La misión de observación electoral de la Organización de Estados Americanos (OEA) consideró que la violencia preelectoral influyó de manera significativa en la participación de los votantes durante los comicios presidenciales del pasado domingo.
A pesar de resaltar el profesionalismo y la solidez técnica del Instituto Nacional Electoral (INE), los observadores lamentaron los efectos negativos de la inseguridad vivida durante el periodo de campañas.
En su informe preliminar, la misión de la OEA expresó su preocupación por los incidentes de violencia ocurridos en el contexto electoral. Durante diversas reuniones, los observadores señalaron que uno de los aspectos más reiterados fue el entorno de inseguridad y temor en el que se desarrolló la campaña, así como las manifestaciones del crimen organizado en la contienda.
Los observadores reprobaron todas las formas de agresión física e intimidación que tuvieron lugar en el marco de las elecciones, las cuales buscaron influir o inhibir tanto la participación política como la organización de las elecciones en algunas entidades.

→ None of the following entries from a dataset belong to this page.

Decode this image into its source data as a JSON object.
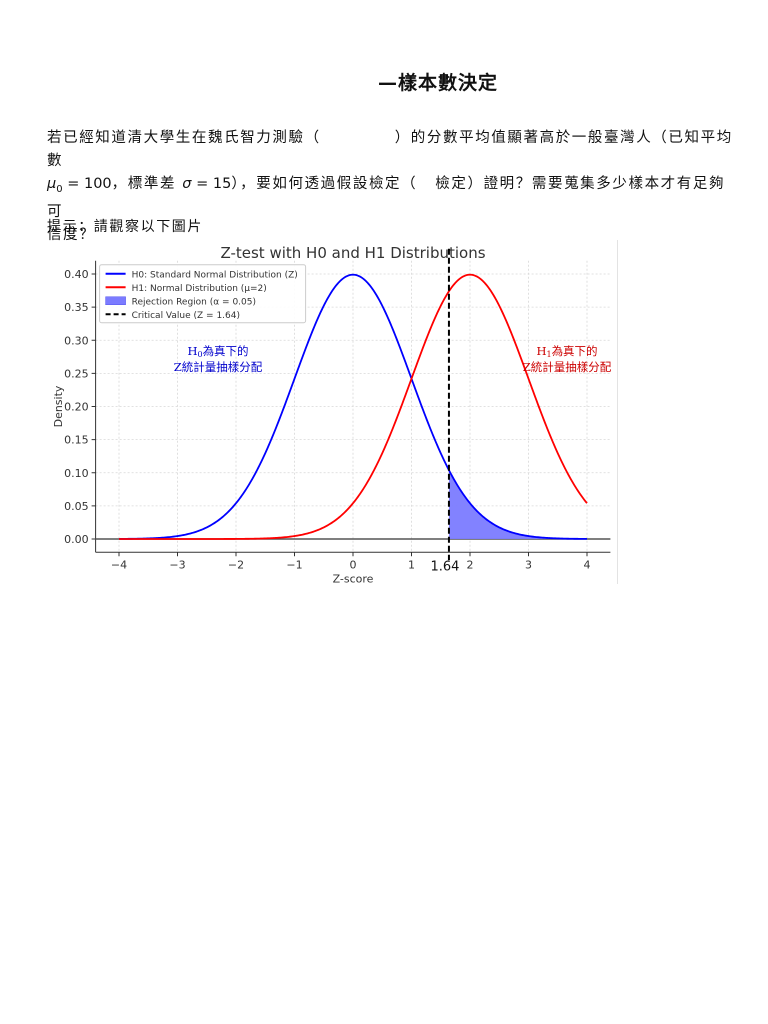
{
  "document": {
    "title": "—樣本數決定",
    "question": {
      "line1_a": "若已經知道清大學生在魏氏智力測驗（",
      "line1_b": "）的分數平均值顯著高於一般臺灣人（已知平均數",
      "line2_mu": "μ₀ = 100",
      "line2_a": "，標準差",
      "line2_sigma": "σ = 15",
      "line2_b": "），要如何透過假設檢定（",
      "line2_c": "檢定）證明？需要蒐集多少樣本才有足夠可",
      "line3": "信度？"
    },
    "hint": "提示：請觀察以下圖片"
  },
  "chart_data": {
    "type": "line",
    "title": "Z-test with H0 and H1 Distributions",
    "xlabel": "Z-score",
    "ylabel": "Density",
    "xlim": [
      -4.4,
      4.4
    ],
    "ylim": [
      -0.02,
      0.42
    ],
    "xticks": [
      -4,
      -3,
      -2,
      -1,
      0,
      1,
      2,
      3,
      4
    ],
    "xtick_labels": [
      "−4",
      "−3",
      "−2",
      "−1",
      "0",
      "1",
      "2",
      "3",
      "4"
    ],
    "yticks": [
      0.0,
      0.05,
      0.1,
      0.15,
      0.2,
      0.25,
      0.3,
      0.35,
      0.4
    ],
    "ytick_labels": [
      "0.00",
      "0.05",
      "0.10",
      "0.15",
      "0.20",
      "0.25",
      "0.30",
      "0.35",
      "0.40"
    ],
    "grid": true,
    "legend_position": "upper left",
    "series": [
      {
        "name": "H0: Standard Normal Distribution (Z)",
        "color": "#0000ff",
        "mean": 0,
        "sd": 1,
        "x": [
          -4,
          -3,
          -2,
          -1,
          0,
          1,
          1.64,
          2,
          3,
          4
        ],
        "values": [
          0.0001,
          0.0044,
          0.054,
          0.242,
          0.399,
          0.242,
          0.104,
          0.054,
          0.0044,
          0.0001
        ]
      },
      {
        "name": "H1: Normal Distribution (μ=2)",
        "color": "#ff0000",
        "mean": 2,
        "sd": 1,
        "x": [
          -4,
          -3,
          -2,
          -1,
          0,
          1,
          2,
          3,
          4
        ],
        "values": [
          0.0,
          0.0,
          0.0001,
          0.0044,
          0.054,
          0.242,
          0.399,
          0.242,
          0.054
        ]
      }
    ],
    "shaded_region": {
      "name": "Rejection Region (α = 0.05)",
      "color": "#7b7bff",
      "from": 1.64,
      "to": 4,
      "under": "H0"
    },
    "critical_line": {
      "name": "Critical Value (Z = 1.64)",
      "x": 1.64,
      "color": "#000000",
      "style": "dashed",
      "label": "1.64"
    },
    "legend": [
      "H0: Standard Normal Distribution (Z)",
      "H1: Normal Distribution (μ=2)",
      "Rejection Region (α = 0.05)",
      "Critical Value (Z = 1.64)"
    ],
    "annotations": [
      {
        "text_line1": "H0為真下的",
        "sub": "0",
        "text_line2": "Z統計量抽樣分配",
        "color": "#0000cc",
        "x": -2.3,
        "y": 0.28
      },
      {
        "text_line1": "H1為真下的",
        "sub": "1",
        "text_line2": "Z統計量抽樣分配",
        "color": "#cc0000",
        "x": 4.0,
        "y": 0.28
      }
    ]
  }
}
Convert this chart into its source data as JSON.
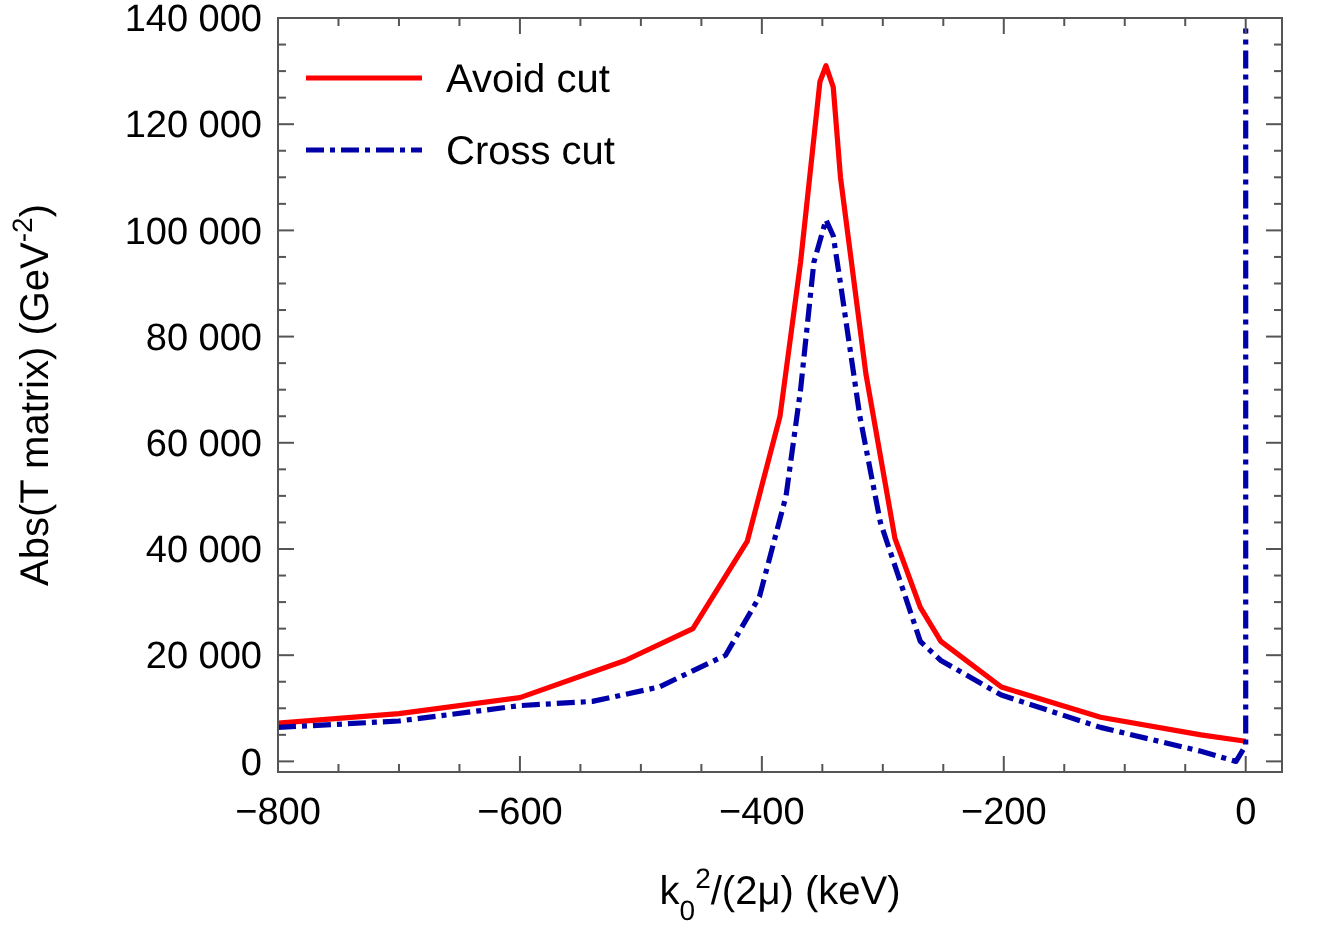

Asimismo, la misión rechazó las acciones que violentaron el material y las instalaciones electorales, impidiendo llevar adelante la elección en ciertos municipios.
Según la OEA, la violencia afectó a todos los partidos políticos, lo que sin duda influyó en el número de electores que acudieron a las urnas. De acuerdo con datos del INE, la participación electoral fue del 60.2 por ciento, la segunda más baja registrada en los últimos 30 años. En comparación, la participación en 2018 fue del 63.4 por ciento y en el año 2000 alcanzó el 63.9 por ciento, mientras que el récord de mayor participación ciudadana se mantiene en los comicios de 1994 con un 77.1 por ciento.
El informe también destacó que antes del pasado domingo se registraron 23 asesinatos, incluyendo nueve candidatos, cuatro precandidatos y mil 25 personas aspirantes. Durante el cierre de las campañas y en los días subsiguientes, dos candidatos más fueron asesinados.
Este ambiente de violencia llevó a que algunos partidos políticos decidieran no presentar candidaturas en ciertos municipios y a que un alto número de candidatos, candidatas y funcionarios electorales renunciaran por razones de seguridad.
La OEA subrayó que esta pérdida de opciones políticas y la abstención de candidatos de hacer campaña afectaron el derecho a un voto informado. En promedio, el 95 por ciento de las agresiones a aspirantes fueron contra quienes buscaban ser electos a cargos municipales, lo cual podría estar relacionado con una baja confianza en las fuerzas de seguridad locales.
El informe preliminar de la misión advirtió que «la peor forma de sacar a una persona de la contienda es su asesinato», ya que esto viola tanto el derecho a la vida como el de participación política. Consideraron que esta problemática debe abordarse de manera sistemática y diferenciada, reconociendo que la violencia política no es un fenómeno nuevo en México.
En contraste, la OEA reconoció aspectos positivos de las elecciones, como la alta participación de mujeres como funcionarias de casilla (61 por ciento), lo que refleja su compromiso democrático. Además, se destacó la expansión del voto para personas privadas de su libertad sin sentencia y el voto anticipado para personas con discapacidad, así como las acciones afirmativas en beneficio de personas indígenas y afromexicanas. Estos avances son considerados pasos importantes hacia la inclusión y el fortalecimiento de la democracia en México.